A natural extension of this sentiment was when Virchow stated:
The physicians are the natural attorneys of the poor, and social problems fall to a large extent within their jurisdiction.Rudolph Virchow. As translated in Rudolf Virchow and L.J. Rather (ed.), Collected Essays on Public Health and Epidemiology (1985), Vol. 1, 4. Rudolph Virchow.
The French philosopher Victor Cousin famously stated “l’art pour l’art” – art for the sake of art – when he intended to take the stance that true art was “divorced from any didactic, moral, or utilitarian function”. Whilst history has largely forgotten Cousin, and more so in the Anglophone global majority, his words have been rendered immortal.
Virchow chose to take a sharp left turn from this stance. Quite succinctly, he stated the obvious – a sentiment that my forays into policy research has only strengthened. I am actually surprised that this aphorism is not more popular than it is right now.
“Science for its own sake” usually means nothing more than science for the sake of the people who happen to be pursuing it.Rudolph Virchow. In ‘Standpoints in Scientific Medicine’, Disease, Life, and Man: Selected Essays (1958), 42.

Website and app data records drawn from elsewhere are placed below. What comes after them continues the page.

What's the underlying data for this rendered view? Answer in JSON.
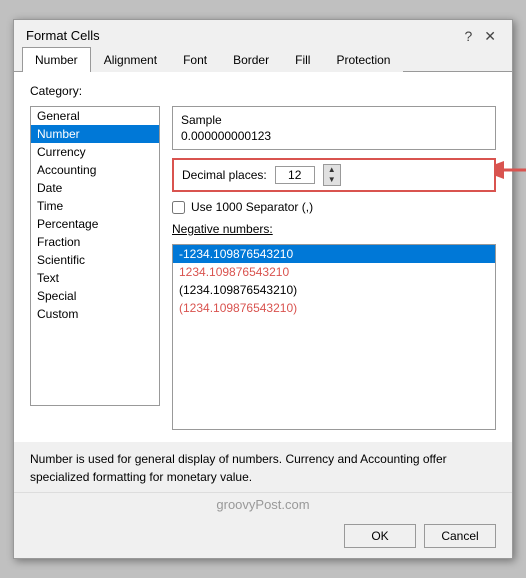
{
  "dialog": {
    "title": "Format Cells",
    "help_btn": "?",
    "close_btn": "✕"
  },
  "tabs": [
    {
      "label": "Number",
      "active": true
    },
    {
      "label": "Alignment",
      "active": false
    },
    {
      "label": "Font",
      "active": false
    },
    {
      "label": "Border",
      "active": false
    },
    {
      "label": "Fill",
      "active": false
    },
    {
      "label": "Protection",
      "active": false
    }
  ],
  "category": {
    "label": "Category:",
    "items": [
      "General",
      "Number",
      "Currency",
      "Accounting",
      "Date",
      "Time",
      "Percentage",
      "Fraction",
      "Scientific",
      "Text",
      "Special",
      "Custom"
    ],
    "selected": "Number"
  },
  "sample": {
    "label": "Sample",
    "value": "0.000000000123"
  },
  "decimal": {
    "label": "Decimal places:",
    "value": "12"
  },
  "separator": {
    "label": "Use 1000 Separator (,)"
  },
  "negative": {
    "label": "Negative numbers:",
    "items": [
      {
        "text": "-1234.109876543210",
        "color": "blue",
        "selected": true
      },
      {
        "text": "1234.109876543210",
        "color": "red",
        "selected": false
      },
      {
        "text": "(1234.109876543210)",
        "color": "black",
        "selected": false
      },
      {
        "text": "(1234.109876543210)",
        "color": "red",
        "selected": false
      }
    ]
  },
  "description": "Number is used for general display of numbers.  Currency and Accounting offer specialized formatting for monetary value.",
  "watermark": "groovyPost.com",
  "buttons": {
    "ok": "OK",
    "cancel": "Cancel"
  }
}
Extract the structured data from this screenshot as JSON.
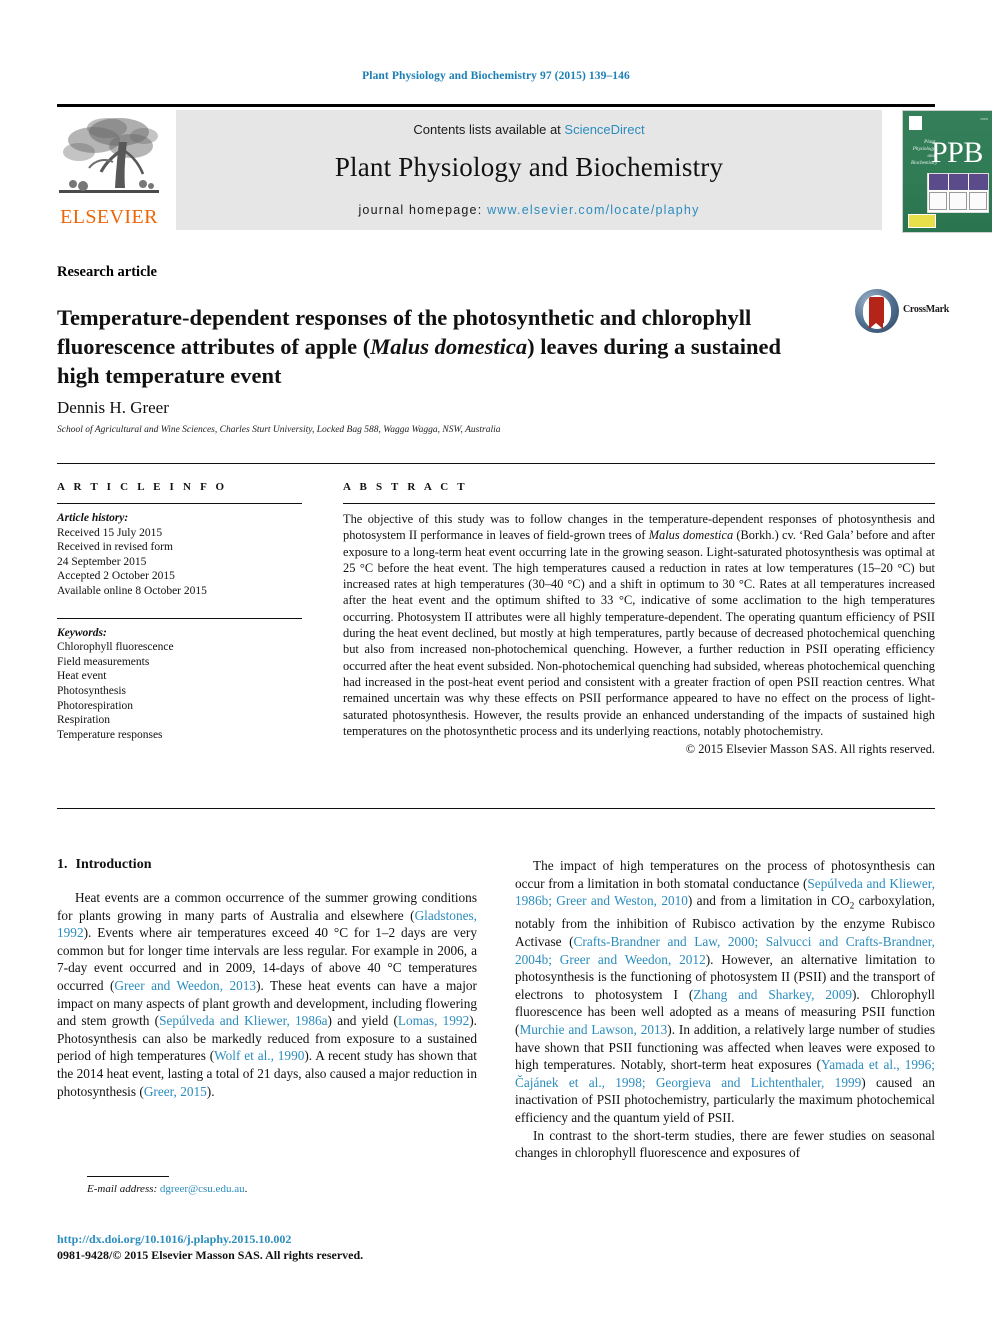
{
  "running_head": "Plant Physiology and Biochemistry 97 (2015) 139–146",
  "masthead": {
    "publisher_name": "ELSEVIER",
    "contents_prefix": "Contents lists available at ",
    "contents_link": "ScienceDirect",
    "journal_title": "Plant Physiology and Biochemistry",
    "homepage_prefix": "journal homepage: ",
    "homepage_url": "www.elsevier.com/locate/plaphy",
    "cover": {
      "acronym": "PPB",
      "side_text": "Plant Physiology and Biochemistry"
    }
  },
  "article": {
    "type": "Research article",
    "title_part1": "Temperature-dependent responses of the photosynthetic and chlorophyll fluorescence attributes of apple (",
    "title_italic": "Malus domestica",
    "title_part2": ") leaves during a sustained high temperature event",
    "author": "Dennis H. Greer",
    "affiliation": "School of Agricultural and Wine Sciences, Charles Sturt University, Locked Bag 588, Wagga Wagga, NSW, Australia",
    "crossmark_label": "CrossMark"
  },
  "article_info": {
    "heading": "A R T I C L E  I N F O",
    "history_label": "Article history:",
    "history": [
      "Received 15 July 2015",
      "Received in revised form",
      "24 September 2015",
      "Accepted 2 October 2015",
      "Available online 8 October 2015"
    ],
    "keywords_label": "Keywords:",
    "keywords": [
      "Chlorophyll fluorescence",
      "Field measurements",
      "Heat event",
      "Photosynthesis",
      "Photorespiration",
      "Respiration",
      "Temperature responses"
    ]
  },
  "abstract": {
    "heading": "A B S T R A C T",
    "text_p1": "The objective of this study was to follow changes in the temperature-dependent responses of photosynthesis and photosystem II performance in leaves of field-grown trees of ",
    "text_italic": "Malus domestica",
    "text_p2": " (Borkh.) cv. ‘Red Gala’ before and after exposure to a long-term heat event occurring late in the growing season. Light-saturated photosynthesis was optimal at 25 °C before the heat event. The high temperatures caused a reduction in rates at low temperatures (15–20 °C) but increased rates at high temperatures (30–40 °C) and a shift in optimum to 30 °C. Rates at all temperatures increased after the heat event and the optimum shifted to 33 °C, indicative of some acclimation to the high temperatures occurring. Photosystem II attributes were all highly temperature-dependent. The operating quantum efficiency of PSII during the heat event declined, but mostly at high temperatures, partly because of decreased photochemical quenching but also from increased non-photochemical quenching. However, a further reduction in PSII operating efficiency occurred after the heat event subsided. Non-photochemical quenching had subsided, whereas photochemical quenching had increased in the post-heat event period and consistent with a greater fraction of open PSII reaction centres. What remained uncertain was why these effects on PSII performance appeared to have no effect on the process of light-saturated photosynthesis. However, the results provide an enhanced understanding of the impacts of sustained high temperatures on the photosynthetic process and its underlying reactions, notably photochemistry.",
    "copyright": "© 2015 Elsevier Masson SAS. All rights reserved."
  },
  "introduction": {
    "number": "1.",
    "heading": "Introduction",
    "left_para1_a": "Heat events are a common occurrence of the summer growing conditions for plants growing in many parts of Australia and elsewhere (",
    "left_ref1": "Gladstones, 1992",
    "left_para1_b": "). Events where air temperatures exceed 40 °C for 1–2 days are very common but for longer time intervals are less regular. For example in 2006, a 7-day event occurred and in 2009, 14-days of above 40 °C temperatures occurred (",
    "left_ref2": "Greer and Weedon, 2013",
    "left_para1_c": "). These heat events can have a major impact on many aspects of plant growth and development, including flowering and stem growth (",
    "left_ref3": "Sepúlveda and Kliewer, 1986a",
    "left_para1_d": ") and yield (",
    "left_ref4": "Lomas, 1992",
    "left_para1_e": "). Photosynthesis can also be markedly reduced from exposure to a sustained period of high temperatures (",
    "left_ref5": "Wolf et al., 1990",
    "left_para1_f": "). A recent study has shown that the 2014 heat event, lasting a total of 21 days, also caused a major reduction in photosynthesis (",
    "left_ref6": "Greer, 2015",
    "left_para1_g": ").",
    "right_para1_a": "The impact of high temperatures on the process of photosynthesis can occur from a limitation in both stomatal conductance (",
    "right_ref1": "Sepúlveda and Kliewer, 1986b; Greer and Weston, 2010",
    "right_para1_b": ") and from a limitation in CO",
    "right_sub1": "2",
    "right_para1_c": " carboxylation, notably from the inhibition of Rubisco activation by the enzyme Rubisco Activase (",
    "right_ref2": "Crafts-Brandner and Law, 2000; Salvucci and Crafts-Brandner, 2004b; Greer and Weedon, 2012",
    "right_para1_d": "). However, an alternative limitation to photosynthesis is the functioning of photosystem II (PSII) and the transport of electrons to photosystem I (",
    "right_ref3": "Zhang and Sharkey, 2009",
    "right_para1_e": "). Chlorophyll fluorescence has been well adopted as a means of measuring PSII function (",
    "right_ref4": "Murchie and Lawson, 2013",
    "right_para1_f": "). In addition, a relatively large number of studies have shown that PSII functioning was affected when leaves were exposed to high temperatures. Notably, short-term heat exposures (",
    "right_ref5": "Yamada et al., 1996; Čajánek et al., 1998; Georgieva and Lichtenthaler, 1999",
    "right_para1_g": ") caused an inactivation of PSII photochemistry, particularly the maximum photochemical efficiency and the quantum yield of PSII.",
    "right_para2": "In contrast to the short-term studies, there are fewer studies on seasonal changes in chlorophyll fluorescence and exposures of"
  },
  "footer": {
    "email_label": "E-mail address:",
    "email": "dgreer@csu.edu.au",
    "email_suffix": ".",
    "doi": "http://dx.doi.org/10.1016/j.plaphy.2015.10.002",
    "issn": "0981-9428/© 2015 Elsevier Masson SAS. All rights reserved."
  },
  "colors": {
    "link_blue": "#2b8cbe",
    "elsevier_orange": "#ec6608",
    "cover_green": "#2b7a52",
    "crossmark_red": "#b42419"
  }
}
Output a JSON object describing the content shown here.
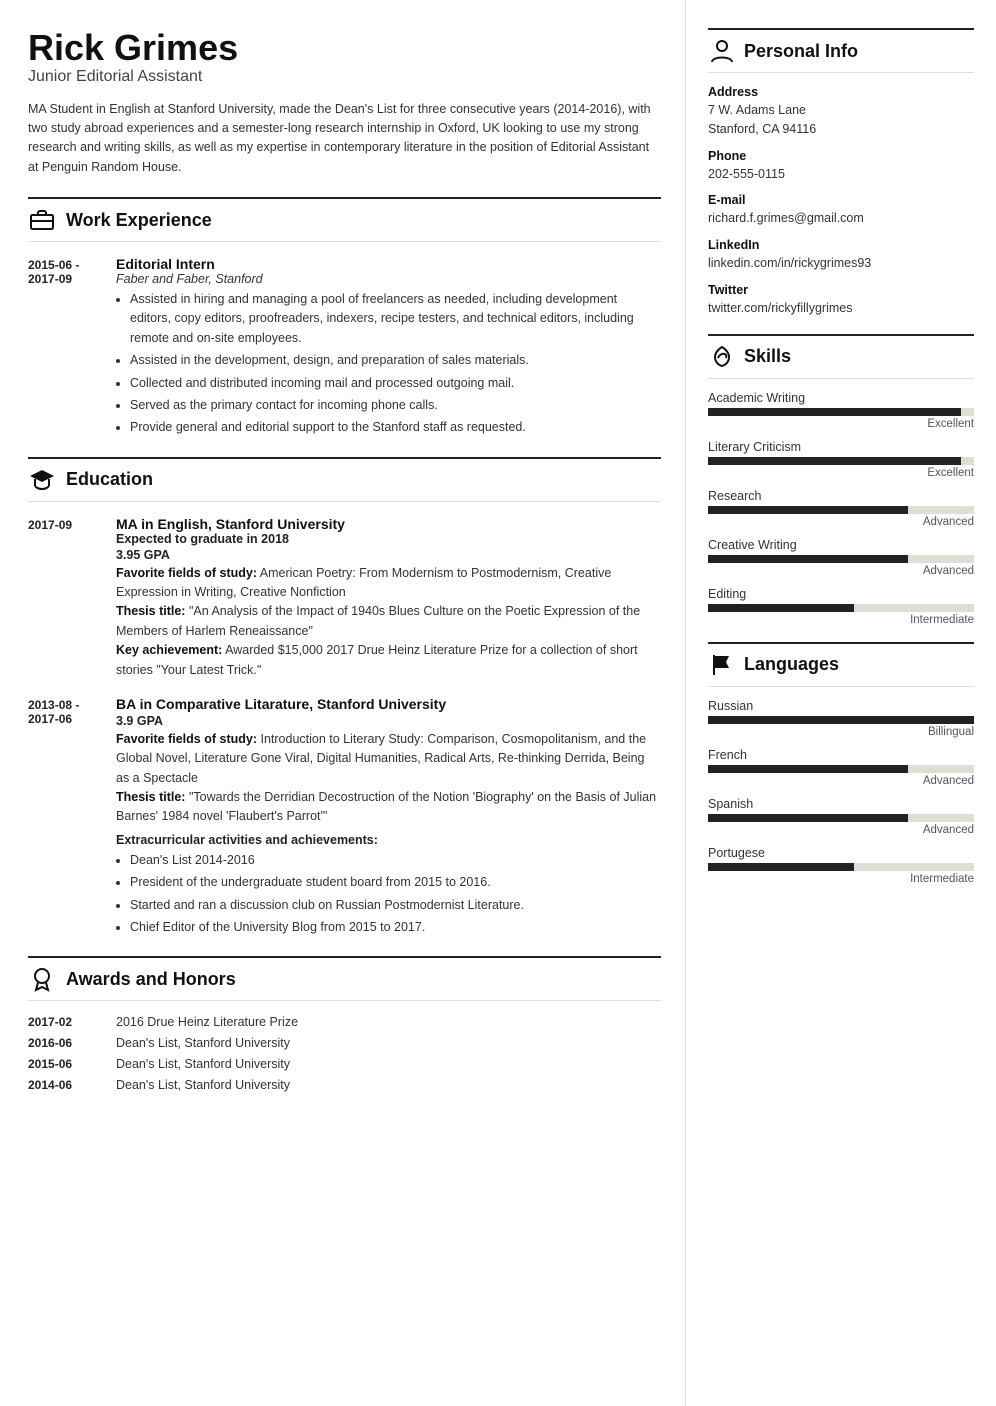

As sharp as Virchow was, my reading seems to indicate that there was a Chandashok-Dharmashok moment in his life, which turned him squarely towards the importance of social medicine and colored his political viewpoints as well.
In 1847-1848, a massive outbreak of typhus broke out in Upper Silesia, and Virchow was asked to investigate the cause of this. Although he did run an assiduous investigation, he was not very successful in quelling the outbreak. He did submit a 190 page report, which basically rewired the politics of public health in Germany.(1,2) He was shocked to see the squalor and penury that affected this region, and quite rightly linked the economic deprivation to the occurrence of infectious diseases. One of the most powerful Virchowism that I have ever read, was actually part of this report:
It is the curse of humanity that it learns to tolerate even the most horrible situations by habituation, that it forgets the most shameful happenings in the daily shame of events, and that it can hardly understand when individuals aim to destroy this infamy.Virchow RC. Report on the typhus epidemic in Upper Silesia. 1848. Am J Public Health. 2006 Dec;96(12):2102-5. PubMed PMID: 17123938; PubMed Central PMCID: PMC1698167.
As a public health doctor, I am still waiting to write that outbreak investigation report where I actually say something immortal like these words. And as far as public health and epidemiology is concerned, I am happy to see that my specialty also finds its place in the anthology of Virchowisms!
Medical statistics will be our standard of measurement: we will weigh life for life and see where the dead lie thicker, among the workers or among the privileged.Rudolf Virchow, 1848 (quoted in Infections and Inequalities by Paul Farmer, page 1.
Well, a pretty pointless post, hopefully you have enjoyed the Virchowisms!
1. Taylor R, Rieger A. Medicine as social science: Rudolf Virchow on the typhus epidemic in Upper Silesia. Int J Health Serv. 1985;15(4):547-59. PubMed PMID: 3908347.
2. Azar HA. Rudolf Virchow, not just a pathologist: a re-examination of the report on the typhus epidemic in Upper Silesia. Ann Diagn Pathol. 1997 Oct;1(1):65-71. PubMed PMID: 9869827.